Russia now has to decide whether to remain all-in on the Donbas front, driving toward the twin fortresses of Sloviansk and Kramatorsk, or reinforce the southern front to halt Ukraine’s slow advance. Regardless what they choose, Ukraine’s key priority seems obvious—liberate the port cities, and perhaps even make a move on Crimea (and the Russian naval presence supporting its economic blockade of Ukrainian sea trade), before looking toward a Donbas region that serves little strategic or economic purpose—particularly since many of those cities are rubble or impoverished from eight years of Russian occupation.
We’ve long detailed the cost of advancing on Kherson—the flat, open terrain is unforgiving to advancing forces, easy pickings for enemy artillery (from both sides). Ukraine will need more of the high-powered artillery to cover their advances, suppressing enemy defenses and artillery batteries. By all indications, very few of the modern western NATO-standard guns have made it to the Kherson front. Official Ukrainian forces and military analysts still says August-September is the most likely timeline for a real counter-offensive.
Yet despite those challenges, Ukraine continues to advance, daring Russia to either move forces out of the Donbas front, or continue losing territory that both sides consider critical to their strategic war aims.
On the ground, Russia has captured all of Luhansk Oblast.
Vladimir Putin gets a big propaganda victory out of these developments, but it has zero effect on the broader strategic picture. Even Russian sources admit that they were unable to trap any significant number of Ukrainian forces—failing to deal Ukraine a strategic defeat. Losing any territory sucks, but this one is of little real value. The soldiers and their equipment? That would’ve been irreplaceable.
Monday, Jul 4, 2022 · 6:58:47 PM +00:00 · Mark Sumner
Artillery activity today in the Kherson region is just incomprehensible.
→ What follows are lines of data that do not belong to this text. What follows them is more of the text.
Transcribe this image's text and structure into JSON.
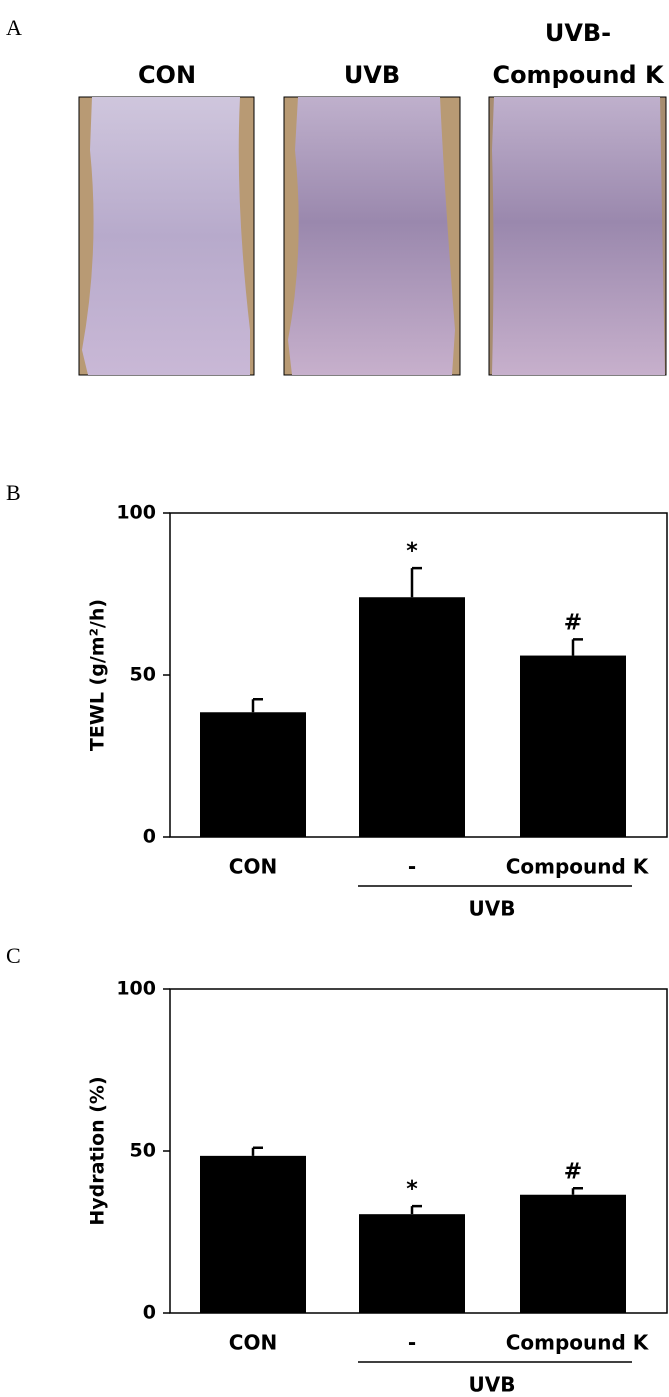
{
  "panel_a": {
    "label": "A",
    "images": [
      {
        "lines": [
          "CON"
        ]
      },
      {
        "lines": [
          "UVB"
        ]
      },
      {
        "lines": [
          "UVB-",
          "Compound K"
        ]
      }
    ]
  },
  "chart_data": [
    {
      "type": "bar",
      "panel_label": "B",
      "ylabel": "TEWL (g/m²/h)",
      "categories": [
        "CON",
        "-",
        "Compound K"
      ],
      "values": [
        38.5,
        74,
        56
      ],
      "errors": [
        4,
        9,
        5
      ],
      "significance": [
        null,
        "*",
        "#"
      ],
      "group_label": "UVB",
      "color": "#000000",
      "ylim": [
        0,
        100
      ],
      "yticks": [
        0,
        50,
        100
      ]
    },
    {
      "type": "bar",
      "panel_label": "C",
      "ylabel": "Hydration (%)",
      "categories": [
        "CON",
        "-",
        "Compound K"
      ],
      "values": [
        48.5,
        30.5,
        36.5
      ],
      "errors": [
        2.5,
        2.5,
        2
      ],
      "significance": [
        null,
        "*",
        "#"
      ],
      "group_label": "UVB",
      "color": "#000000",
      "ylim": [
        0,
        100
      ],
      "yticks": [
        0,
        50,
        100
      ]
    }
  ]
}
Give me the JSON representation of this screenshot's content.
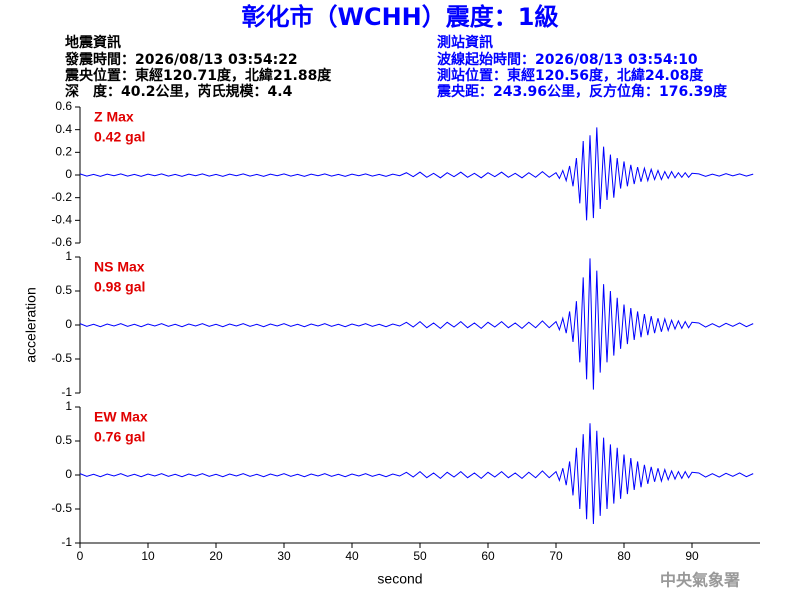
{
  "header": {
    "title": "彰化市（WCHH）震度：1級",
    "left": [
      "地震資訊",
      "發震時間：2026/08/13 03:54:22",
      "震央位置：東經120.71度，北緯21.88度",
      "深　度：40.2公里，芮氏規模：4.4"
    ],
    "right": [
      "測站資訊",
      "波線起始時間：2026/08/13 03:54:10",
      "測站位置：東經120.56度，北緯24.08度",
      "震央距：243.96公里，反方位角：176.39度"
    ]
  },
  "footer": "中央氣象署",
  "chart_data": [
    {
      "type": "line",
      "annotations": [
        "Z Max",
        "0.42 gal"
      ],
      "xlim": [
        0,
        100
      ],
      "ylim": [
        -0.6,
        0.6
      ],
      "yticks": [
        -0.6,
        -0.4,
        -0.2,
        0,
        0.2,
        0.4,
        0.6
      ],
      "x": [
        0,
        1,
        2,
        3,
        4,
        5,
        6,
        7,
        8,
        9,
        10,
        11,
        12,
        13,
        14,
        15,
        16,
        17,
        18,
        19,
        20,
        21,
        22,
        23,
        24,
        25,
        26,
        27,
        28,
        29,
        30,
        31,
        32,
        33,
        34,
        35,
        36,
        37,
        38,
        39,
        40,
        41,
        42,
        43,
        44,
        45,
        46,
        47,
        48,
        49,
        50,
        51,
        52,
        53,
        54,
        55,
        56,
        57,
        58,
        59,
        60,
        61,
        62,
        63,
        64,
        65,
        66,
        67,
        68,
        69,
        70,
        70.5,
        71,
        71.5,
        72,
        72.5,
        73,
        73.5,
        74,
        74.5,
        75,
        75.5,
        76,
        76.5,
        77,
        77.5,
        78,
        78.5,
        79,
        79.5,
        80,
        80.5,
        81,
        81.5,
        82,
        82.5,
        83,
        83.5,
        84,
        84.5,
        85,
        85.5,
        86,
        86.5,
        87,
        87.5,
        88,
        88.5,
        89,
        89.5,
        90,
        91,
        92,
        93,
        94,
        95,
        96,
        97,
        98,
        99
      ],
      "series": [
        {
          "color": "#0000ff",
          "values": [
            0.01,
            -0.01,
            0.005,
            -0.012,
            0.008,
            -0.006,
            0.01,
            -0.01,
            0.005,
            -0.012,
            0.008,
            -0.006,
            0.01,
            -0.01,
            0.005,
            -0.012,
            0.008,
            -0.006,
            0.01,
            -0.01,
            0.005,
            -0.012,
            0.008,
            -0.006,
            0.01,
            -0.01,
            0.005,
            -0.012,
            0.008,
            -0.006,
            0.01,
            -0.01,
            0.005,
            -0.012,
            0.008,
            -0.006,
            0.01,
            -0.01,
            0.005,
            -0.012,
            0.008,
            -0.006,
            0.01,
            -0.01,
            0.005,
            -0.012,
            0.008,
            -0.006,
            0.02,
            -0.015,
            0.025,
            -0.02,
            0.015,
            -0.025,
            0.02,
            -0.015,
            0.025,
            -0.02,
            0.015,
            -0.025,
            0.02,
            -0.015,
            0.025,
            -0.02,
            0.015,
            -0.025,
            0.02,
            -0.02,
            0.03,
            -0.02,
            0.02,
            -0.03,
            0.04,
            -0.05,
            0.08,
            -0.1,
            0.15,
            -0.25,
            0.3,
            -0.4,
            0.35,
            -0.38,
            0.42,
            -0.3,
            0.25,
            -0.22,
            0.18,
            -0.2,
            0.15,
            -0.12,
            0.12,
            -0.1,
            0.09,
            -0.08,
            0.07,
            -0.06,
            0.06,
            -0.05,
            0.05,
            -0.04,
            0.04,
            -0.04,
            0.03,
            -0.03,
            0.03,
            -0.025,
            0.02,
            -0.02,
            0.02,
            -0.02,
            0.015,
            0.01,
            -0.012,
            0.008,
            -0.01,
            0.012,
            -0.008,
            0.01,
            -0.01,
            0.008
          ]
        }
      ]
    },
    {
      "type": "line",
      "annotations": [
        "NS Max",
        "0.98 gal"
      ],
      "ylabel": "acceleration",
      "xlim": [
        0,
        100
      ],
      "ylim": [
        -1,
        1
      ],
      "yticks": [
        -1,
        -0.5,
        0,
        0.5,
        1
      ],
      "x": [
        0,
        1,
        2,
        3,
        4,
        5,
        6,
        7,
        8,
        9,
        10,
        11,
        12,
        13,
        14,
        15,
        16,
        17,
        18,
        19,
        20,
        21,
        22,
        23,
        24,
        25,
        26,
        27,
        28,
        29,
        30,
        31,
        32,
        33,
        34,
        35,
        36,
        37,
        38,
        39,
        40,
        41,
        42,
        43,
        44,
        45,
        46,
        47,
        48,
        49,
        50,
        51,
        52,
        53,
        54,
        55,
        56,
        57,
        58,
        59,
        60,
        61,
        62,
        63,
        64,
        65,
        66,
        67,
        68,
        69,
        70,
        70.5,
        71,
        71.5,
        72,
        72.5,
        73,
        73.5,
        74,
        74.5,
        75,
        75.5,
        76,
        76.5,
        77,
        77.5,
        78,
        78.5,
        79,
        79.5,
        80,
        80.5,
        81,
        81.5,
        82,
        82.5,
        83,
        83.5,
        84,
        84.5,
        85,
        85.5,
        86,
        86.5,
        87,
        87.5,
        88,
        88.5,
        89,
        89.5,
        90,
        91,
        92,
        93,
        94,
        95,
        96,
        97,
        98,
        99
      ],
      "series": [
        {
          "color": "#0000ff",
          "values": [
            0.02,
            -0.02,
            0.01,
            -0.025,
            0.015,
            -0.015,
            0.02,
            -0.02,
            0.01,
            -0.025,
            0.015,
            -0.015,
            0.02,
            -0.02,
            0.01,
            -0.025,
            0.015,
            -0.015,
            0.02,
            -0.02,
            0.01,
            -0.025,
            0.015,
            -0.015,
            0.02,
            -0.02,
            0.01,
            -0.025,
            0.015,
            -0.015,
            0.02,
            -0.02,
            0.01,
            -0.025,
            0.015,
            -0.015,
            0.02,
            -0.02,
            0.01,
            -0.025,
            0.015,
            -0.015,
            0.02,
            -0.02,
            0.01,
            -0.025,
            0.015,
            -0.015,
            0.04,
            -0.03,
            0.05,
            -0.04,
            0.03,
            -0.05,
            0.04,
            -0.03,
            0.05,
            -0.04,
            0.03,
            -0.05,
            0.04,
            -0.03,
            0.05,
            -0.04,
            0.03,
            -0.05,
            0.04,
            -0.04,
            0.06,
            -0.04,
            0.05,
            -0.07,
            0.1,
            -0.12,
            0.2,
            -0.25,
            0.35,
            -0.55,
            0.7,
            -0.8,
            0.98,
            -0.95,
            0.8,
            -0.7,
            0.6,
            -0.55,
            0.5,
            -0.45,
            0.4,
            -0.35,
            0.3,
            -0.28,
            0.25,
            -0.22,
            0.2,
            -0.18,
            0.16,
            -0.15,
            0.13,
            -0.12,
            0.1,
            -0.1,
            0.09,
            -0.08,
            0.07,
            -0.06,
            0.06,
            -0.05,
            0.05,
            -0.04,
            0.04,
            0.03,
            -0.03,
            0.02,
            -0.03,
            0.025,
            -0.02,
            0.03,
            -0.025,
            0.02
          ]
        }
      ]
    },
    {
      "type": "line",
      "annotations": [
        "EW Max",
        "0.76 gal"
      ],
      "xlabel": "second",
      "xlim": [
        0,
        100
      ],
      "xticks": [
        0,
        10,
        20,
        30,
        40,
        50,
        60,
        70,
        80,
        90
      ],
      "ylim": [
        -1,
        1
      ],
      "yticks": [
        -1,
        -0.5,
        0,
        0.5,
        1
      ],
      "x": [
        0,
        1,
        2,
        3,
        4,
        5,
        6,
        7,
        8,
        9,
        10,
        11,
        12,
        13,
        14,
        15,
        16,
        17,
        18,
        19,
        20,
        21,
        22,
        23,
        24,
        25,
        26,
        27,
        28,
        29,
        30,
        31,
        32,
        33,
        34,
        35,
        36,
        37,
        38,
        39,
        40,
        41,
        42,
        43,
        44,
        45,
        46,
        47,
        48,
        49,
        50,
        51,
        52,
        53,
        54,
        55,
        56,
        57,
        58,
        59,
        60,
        61,
        62,
        63,
        64,
        65,
        66,
        67,
        68,
        69,
        70,
        70.5,
        71,
        71.5,
        72,
        72.5,
        73,
        73.5,
        74,
        74.5,
        75,
        75.5,
        76,
        76.5,
        77,
        77.5,
        78,
        78.5,
        79,
        79.5,
        80,
        80.5,
        81,
        81.5,
        82,
        82.5,
        83,
        83.5,
        84,
        84.5,
        85,
        85.5,
        86,
        86.5,
        87,
        87.5,
        88,
        88.5,
        89,
        89.5,
        90,
        91,
        92,
        93,
        94,
        95,
        96,
        97,
        98,
        99
      ],
      "series": [
        {
          "color": "#0000ff",
          "values": [
            0.02,
            -0.02,
            0.01,
            -0.025,
            0.015,
            -0.015,
            0.02,
            -0.02,
            0.01,
            -0.025,
            0.015,
            -0.015,
            0.02,
            -0.02,
            0.01,
            -0.025,
            0.015,
            -0.015,
            0.02,
            -0.02,
            0.01,
            -0.025,
            0.015,
            -0.015,
            0.02,
            -0.02,
            0.01,
            -0.025,
            0.015,
            -0.015,
            0.02,
            -0.02,
            0.01,
            -0.025,
            0.015,
            -0.015,
            0.02,
            -0.02,
            0.01,
            -0.025,
            0.015,
            -0.015,
            0.02,
            -0.02,
            0.01,
            -0.025,
            0.015,
            -0.015,
            0.04,
            -0.03,
            0.05,
            -0.04,
            0.03,
            -0.05,
            0.04,
            -0.03,
            0.05,
            -0.04,
            0.03,
            -0.05,
            0.04,
            -0.03,
            0.05,
            -0.04,
            0.03,
            -0.05,
            0.04,
            -0.04,
            0.06,
            -0.04,
            0.05,
            -0.08,
            0.1,
            -0.15,
            0.2,
            -0.3,
            0.4,
            -0.5,
            0.6,
            -0.65,
            0.76,
            -0.72,
            0.65,
            -0.6,
            0.55,
            -0.5,
            0.45,
            -0.42,
            0.4,
            -0.35,
            0.3,
            -0.28,
            0.25,
            -0.22,
            0.2,
            -0.18,
            0.15,
            -0.13,
            0.12,
            -0.1,
            0.1,
            -0.09,
            0.08,
            -0.07,
            0.06,
            -0.06,
            0.05,
            -0.05,
            0.05,
            -0.04,
            0.04,
            0.03,
            -0.03,
            0.02,
            -0.03,
            0.025,
            -0.02,
            0.03,
            -0.025,
            0.02
          ]
        }
      ]
    }
  ]
}
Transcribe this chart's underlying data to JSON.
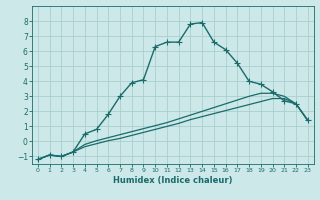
{
  "title": "",
  "xlabel": "Humidex (Indice chaleur)",
  "bg_color": "#cce8e8",
  "grid_color": "#aacece",
  "line_color": "#1a6b6b",
  "xlim": [
    -0.5,
    23.5
  ],
  "ylim": [
    -1.5,
    9.0
  ],
  "yticks": [
    -1,
    0,
    1,
    2,
    3,
    4,
    5,
    6,
    7,
    8
  ],
  "xticks": [
    0,
    1,
    2,
    3,
    4,
    5,
    6,
    7,
    8,
    9,
    10,
    11,
    12,
    13,
    14,
    15,
    16,
    17,
    18,
    19,
    20,
    21,
    22,
    23
  ],
  "series": [
    {
      "x": [
        0,
        1,
        2,
        3,
        4,
        5,
        6,
        7,
        8,
        9,
        10,
        11,
        12,
        13,
        14,
        15,
        16,
        17,
        18,
        19,
        20,
        21,
        22,
        23
      ],
      "y": [
        -1.2,
        -0.9,
        -1.0,
        -0.7,
        0.5,
        0.8,
        1.8,
        3.0,
        3.9,
        4.1,
        6.3,
        6.6,
        6.6,
        7.8,
        7.9,
        6.6,
        6.1,
        5.2,
        4.0,
        3.8,
        3.3,
        2.7,
        2.5,
        1.4
      ],
      "marker": true,
      "linewidth": 1.0,
      "markersize": 4
    },
    {
      "x": [
        0,
        1,
        2,
        3,
        4,
        5,
        6,
        7,
        8,
        9,
        10,
        11,
        12,
        13,
        14,
        15,
        16,
        17,
        18,
        19,
        20,
        21,
        22,
        23
      ],
      "y": [
        -1.2,
        -0.9,
        -1.0,
        -0.7,
        -0.35,
        -0.15,
        0.05,
        0.2,
        0.4,
        0.6,
        0.8,
        1.0,
        1.2,
        1.45,
        1.65,
        1.85,
        2.05,
        2.25,
        2.45,
        2.65,
        2.85,
        2.85,
        2.5,
        1.4
      ],
      "marker": false,
      "linewidth": 0.9
    },
    {
      "x": [
        0,
        1,
        2,
        3,
        4,
        5,
        6,
        7,
        8,
        9,
        10,
        11,
        12,
        13,
        14,
        15,
        16,
        17,
        18,
        19,
        20,
        21,
        22,
        23
      ],
      "y": [
        -1.2,
        -0.9,
        -1.0,
        -0.7,
        -0.2,
        0.05,
        0.25,
        0.45,
        0.65,
        0.85,
        1.05,
        1.25,
        1.5,
        1.75,
        2.0,
        2.25,
        2.5,
        2.75,
        3.0,
        3.2,
        3.2,
        3.0,
        2.5,
        1.4
      ],
      "marker": false,
      "linewidth": 0.9
    }
  ]
}
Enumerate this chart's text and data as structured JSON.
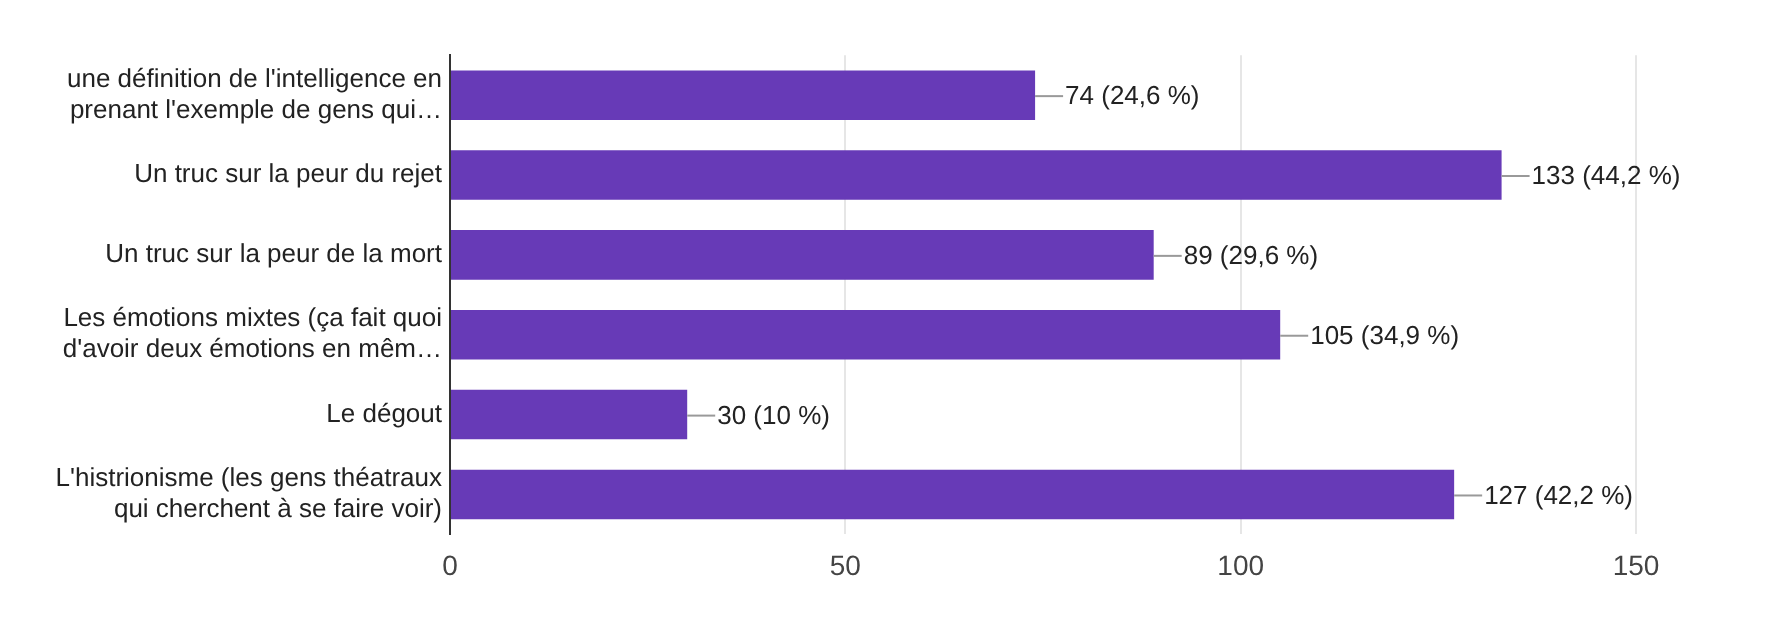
{
  "chart_data": {
    "type": "bar",
    "orientation": "horizontal",
    "categories": [
      "une définition de l'intelligence en prenant l'exemple de gens qui…",
      "Un truc sur la peur du rejet",
      "Un truc sur la peur de la mort",
      "Les émotions mixtes (ça fait quoi d'avoir deux émotions en mêm…",
      "Le dégout",
      "L'histrionisme (les gens théatraux qui cherchent à se faire voir)"
    ],
    "values": [
      74,
      133,
      89,
      105,
      30,
      127
    ],
    "value_labels": [
      "74 (24,6 %)",
      "133 (44,2 %)",
      "89 (29,6 %)",
      "105 (34,9 %)",
      "30 (10 %)",
      "127 (42,2 %)"
    ],
    "color": "#673ab7",
    "xlim": [
      0,
      150
    ],
    "xticks": [
      0,
      50,
      100,
      150
    ],
    "grid": "x",
    "legend": false
  }
}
The whole line of demarcation between Russian and Ukrainian control is simply being plowed. It’s hard to even say who is doing the work here, there are areas — on the south end of the line, and near Davydiv Brid — where the big blasts seem to be falling solidly in Russian occupied territory. But at other points, fire is raining down right on what was thought to be the area of conflict between the two sides.
When it comes to Davydiv Brid, here’s just that part of the line in detail.
The area shows intense, but also precisely targeted fire, blanketing square kilometers of area east of the Inhulets River.
Ukrainian forces are reported to still hold a bridgehead in this area.